Réforme du régime québécois de santé et sécurité au travail (PL59)

Un recul inacceptable selon le conseil central

Québec, 23 mars 2021. – « Malgré les amendements soumis par le ministre, le projet de loi 59 sur le régime de santé et sécurité au travail constitue un recul inacceptable, » a déclaré Ann Gingras, présidente du Conseil central de Québec–Chaudière-Appalaches (CSN), lors d’une manifestation regroupant des représentants des syndicats de la région provenant autant du secteur privé que du secteur public.

« Le jupon du ministre dépasse allègrement. Son objectif premier avec ce projet de loi est de faire économiser des sous aux employeurs, » dénonce Ann Gingras. Selon les dires du ministre, il compte réduire les coûts de 4,3 G$ de façon cumulative sur dix ans. « Il veut donner plus de pouvoir à la CNESST et aux médecins des employeurs. On va accentuer la judiciarisation dans un système déjà passablement compliqué pour les personnes accidentées et malades du travail. Au lieu de réellement protéger les personnes salariées, le projet de loi complexifie et réduit considérablement l’accès au régime et à la réadaptation.

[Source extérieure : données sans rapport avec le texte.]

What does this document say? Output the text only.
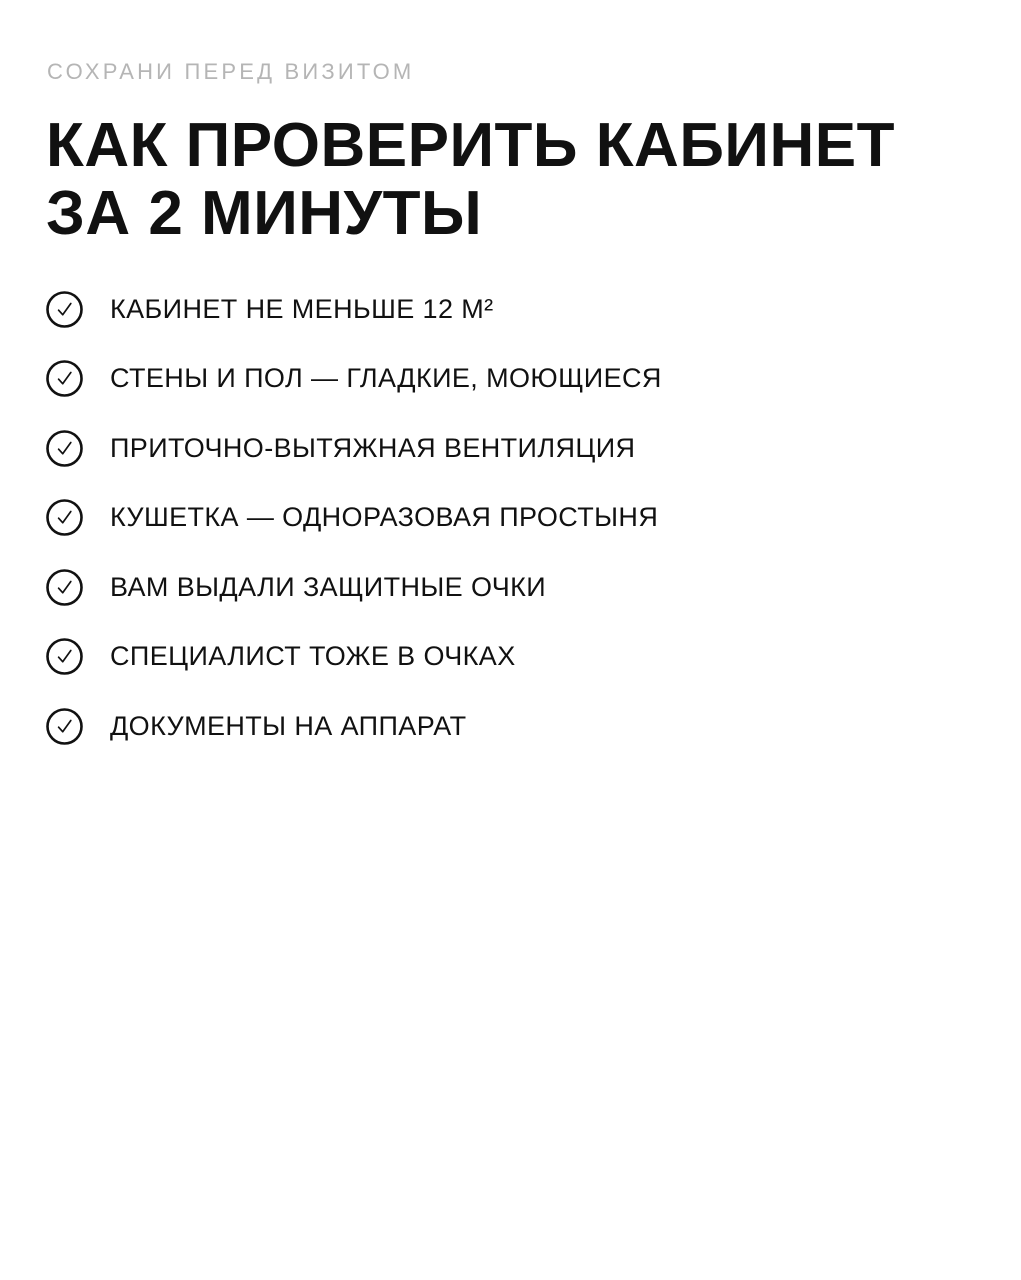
СОХРАНИ ПЕРЕД ВИЗИТОМ
КАК ПРОВЕРИТЬ КАБИНЕТ
ЗА 2 МИНУТЫ
КАБИНЕТ НЕ МЕНЬШЕ 12 М²
СТЕНЫ И ПОЛ — ГЛАДКИЕ, МОЮЩИЕСЯ
ПРИТОЧНО-ВЫТЯЖНАЯ ВЕНТИЛЯЦИЯ
КУШЕТКА — ОДНОРАЗОВАЯ ПРОСТЫНЯ
ВАМ ВЫДАЛИ ЗАЩИТНЫЕ ОЧКИ
СПЕЦИАЛИСТ ТОЖЕ В ОЧКАХ
ДОКУМЕНТЫ НА АППАРАТ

C’est un détournement honteux de l’esprit de la loi! »

Le conseil central déplore également que le projet de loi 59 ne s’attaque pas du tout au mode de financement de la CNESST qui, en se basant sur l’expérience des milieux de travail, pousse à la contestation systématique de la part des employeurs. « La source de la judiciarisation elle est là, » explique Ann Gingras. « La perspective d’économies n’est que de la poudre aux yeux. Concrètement les coûts demeurent, c’est juste qu’on les transfert vers la collectivité via les assurances privées, le régime public de santé et de services sociaux et, en bout de ligne, l’aide sociale. »

« En matière de prévention, on aurait pu s’attendre à ce que le ministre fasse l’inventaire de ce qui fonctionne bien dans les milieux de travail et qu’ils étendent les bonnes pratiques à l’ensemble des secteurs. Malheureusement, ce n’est pas ce qui se passe du tout, » déplore David Bergeron-Cyr, vice-président de la CSN. « Au contraire, plusieurs milieux de travail dans des industries traditionnelles perdent des acquis et les mécanismes qu’on étend à tous les secteurs sont une version très édulcorée et faible de ce qui existait avant. »

Pire, l’ensemble des mécanismes devront faire l’objet d’un accord avec l’employeur, ce qui ajoute un nouvel élément de négociation dans les milieux de travail; ce sera source de conflits et d’affrontements puisque le projet de loi ne prévoit ni le nombre de personnes devant siéger au comité de santé et sécurité du travail ni le nombre minimum d’heures de libération de la personne représentante en prévention. Le ministre abandonne ainsi ses responsabilités en tant que législateur.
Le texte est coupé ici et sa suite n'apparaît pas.